Isaiah 55:8-9
For my thoughts are not your thoughts,
neither are your ways my ways, declares the Lord.
9 For as the heavens are higher than the earth,
so are my ways higher than your ways
and my thoughts than your thoughts.
For application to preaching a few thoughts come to mind:
- Prayer – Before I can preach on a text of Scripture, I must understand the meaning of the text and the implications of that meaning for us. And too often I might have a different understanding of the text because my thoughts and my ways are not the Lord’s thoughts and ways.

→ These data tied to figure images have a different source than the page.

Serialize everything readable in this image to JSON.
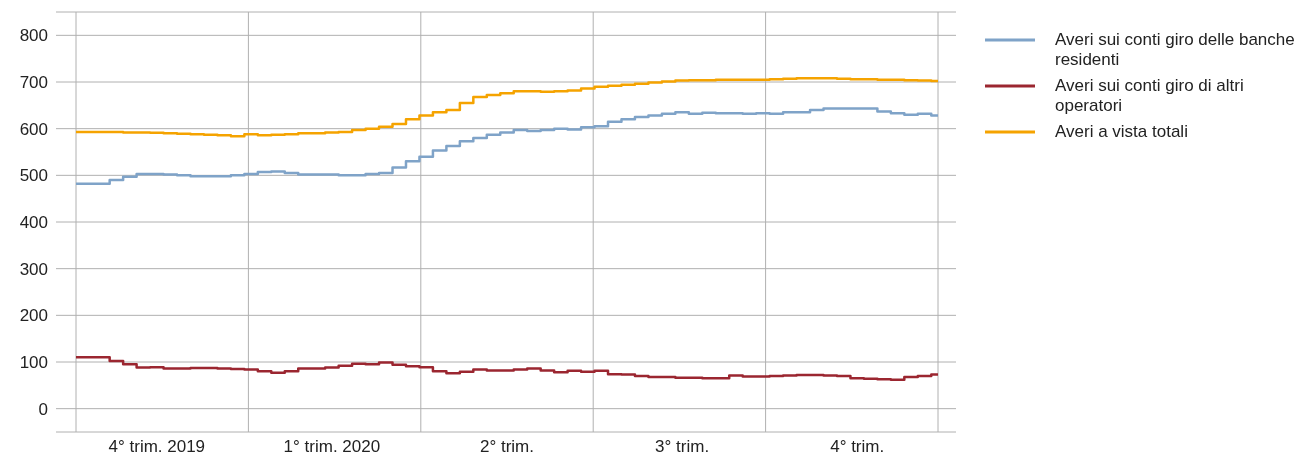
{
  "chart_data": {
    "type": "step",
    "categories": [
      null,
      null,
      null,
      null,
      null,
      null,
      "4° trim. 2019",
      null,
      null,
      null,
      null,
      null,
      null,
      null,
      null,
      null,
      null,
      null,
      null,
      "1° trim. 2020",
      null,
      null,
      null,
      null,
      null,
      null,
      null,
      null,
      null,
      null,
      null,
      null,
      "2° trim.",
      null,
      null,
      null,
      null,
      null,
      null,
      null,
      null,
      null,
      null,
      null,
      null,
      "3° trim.",
      null,
      null,
      null,
      null,
      null,
      null,
      null,
      null,
      null,
      null,
      null,
      null,
      "4° trim.",
      null,
      null,
      null,
      null,
      null,
      null
    ],
    "series": [
      {
        "name": "Averi sui conti giro delle banche residenti",
        "color": "#7fa3c8",
        "values": [
          482,
          482,
          482,
          490,
          497,
          503,
          503,
          502,
          500,
          498,
          498,
          498,
          500,
          503,
          507,
          508,
          505,
          502,
          502,
          502,
          500,
          500,
          503,
          505,
          517,
          530,
          540,
          553,
          563,
          573,
          580,
          587,
          592,
          597,
          595,
          597,
          600,
          598,
          603,
          605,
          615,
          620,
          625,
          628,
          632,
          635,
          632,
          634,
          633,
          633,
          632,
          633,
          632,
          635,
          635,
          640,
          643,
          643,
          643,
          643,
          637,
          633,
          630,
          632,
          628
        ]
      },
      {
        "name": "Averi sui conti giro di altri operatori",
        "color": "#9b2630",
        "values": [
          110,
          110,
          110,
          102,
          95,
          88,
          89,
          86,
          86,
          87,
          87,
          86,
          85,
          84,
          80,
          77,
          80,
          86,
          86,
          88,
          92,
          96,
          95,
          99,
          94,
          91,
          89,
          80,
          76,
          79,
          84,
          82,
          82,
          84,
          86,
          82,
          78,
          81,
          79,
          81,
          74,
          73,
          70,
          68,
          68,
          66,
          66,
          65,
          65,
          71,
          69,
          69,
          70,
          71,
          72,
          72,
          71,
          70,
          65,
          64,
          63,
          62,
          68,
          70,
          73
        ]
      },
      {
        "name": "Averi a vista totali",
        "color": "#f5a300",
        "values": [
          593,
          593,
          593,
          593,
          592,
          592,
          591,
          590,
          589,
          588,
          587,
          586,
          584,
          588,
          586,
          587,
          588,
          590,
          590,
          592,
          593,
          597,
          600,
          604,
          610,
          620,
          628,
          635,
          640,
          655,
          668,
          672,
          676,
          680,
          680,
          679,
          680,
          682,
          686,
          690,
          692,
          694,
          696,
          699,
          701,
          703,
          704,
          704,
          705,
          705,
          705,
          705,
          706,
          707,
          708,
          708,
          708,
          707,
          706,
          706,
          705,
          705,
          704,
          703,
          702
        ]
      }
    ],
    "ylim": [
      -50,
      850
    ],
    "yticks": [
      0,
      100,
      200,
      300,
      400,
      500,
      600,
      700,
      800
    ],
    "grid": true,
    "legend": "top right"
  }
}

I hope it is obvious that this prayer is not to say I don’t need to do any of the difficult work of exegetical study (an example of an exegetical study); it’s not because I pray God will download the meaning of the text right into my brain. Instead, the prayer ultimately puts me in the right state of relationship towards God which should put me in the right mindset to appropriately approach the text. It’s God’ Word I’m reading and it is God’s Word that I am going to preach – I can’t just be flippant about the process and I must make sure my reason and experiences are subject to God’s thoughts and ways.

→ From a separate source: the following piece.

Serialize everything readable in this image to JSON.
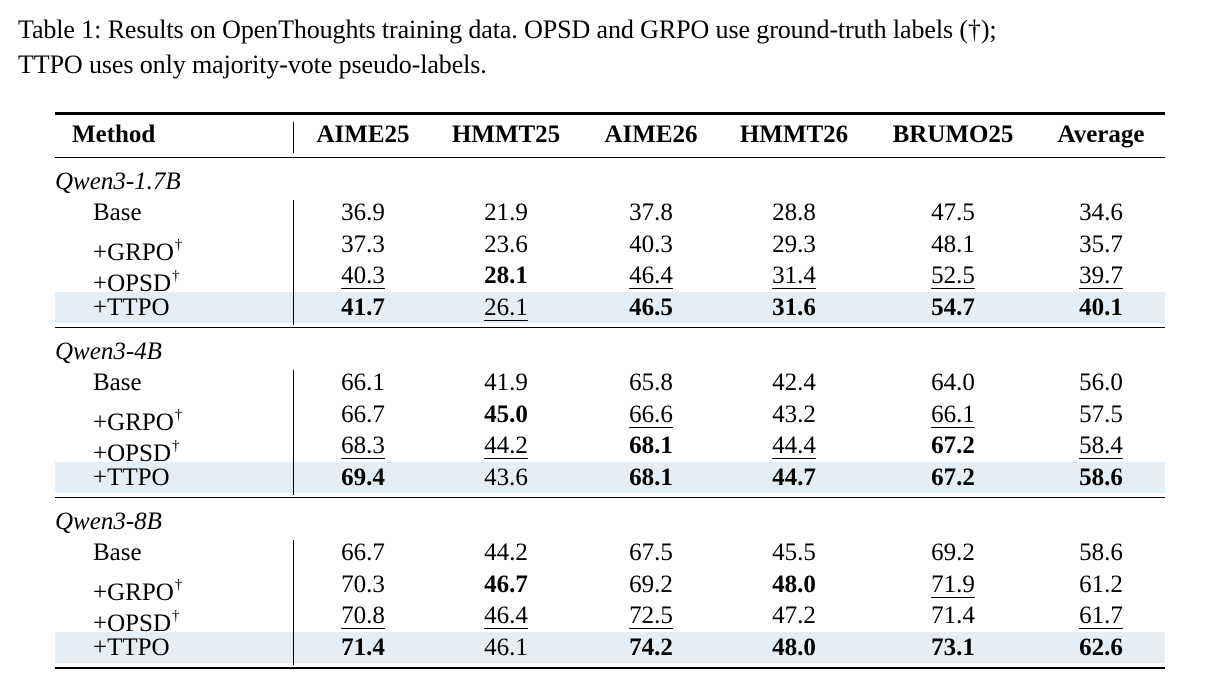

- Quit apologizing for God or avoiding what God says all together.[1] – We live in a very politically correct culture, where we don’t want to offend anyone or hurt anyone and we kind of just want to agree to disagree and we usually do that by simply not saying anything that we perceive would bring about disagreement. It’s becoming more and more common to not mention sin and hell in our sermons – how much of that is us trying to appease people or tone down God’s words? How much of it is us putting our ways and thoughts above God’s. I need to not be afraid in my preaching to say God’s ways and God’s thoughts are what is right and what is wrong.
- Preach the stupid things of Scripture… and by that I mean preach the things that are revealed in Scripture that are antithetical to the thoughts and ways of the world that are antithetical to what I would reason to be true, right, and good. For example, Scripture teaches things like: “Living is dying and dying is living (Mark 8:35, John 12:24, 1 Corinthians 15:36,” “Save your life and you will lose it; lost your life and you will save it (Matthew 10:39),” “The best self-love is to not be self-centered (Matthew 6:33, Mark 12:29-31),” “The way up is down; exaltation requires humility (Ezekiel 21:26, Luke 14:8-9, 1 Peter 5:6),” “The way down is up; self-promotion leads to humiliation (Ezekiel 21:26, Matthew 23:12), “Please God and you will have pleasures forever more (Psalms 16:11, Matthew 6:33),” and “Please yourself and you will never be satisfied (Proverbs 27:20 and 30:15, Ecclesiastes 5:10).”[2] These statements of Scripture seem completely wrong to our thoughts and our ways, but because they are from God they are right… so in preaching such teachings from God, I really need to remember that even though it might sound stupid, it’s not, it’s the wisest thing there is in this world – the problem is that I’m just stupid. So proclaim these revelations from God with boldness even if people might look at me and think I’m dumb.
[1] Much of this paragraph I drew from a Christian Post article that recounted Francis Chan’s application of these two Isaiah verses: https://www.christianpost.com/news/francis-chan-church-must-stop-apologizing-for-what-god-says-is-right-and-wrong-in-politically-correct-culture.html
[2] This is an abbreviated list of paradoxical tensions from Scripture that I pulled from Cris Putnam’s book, The Supernatural Worldview.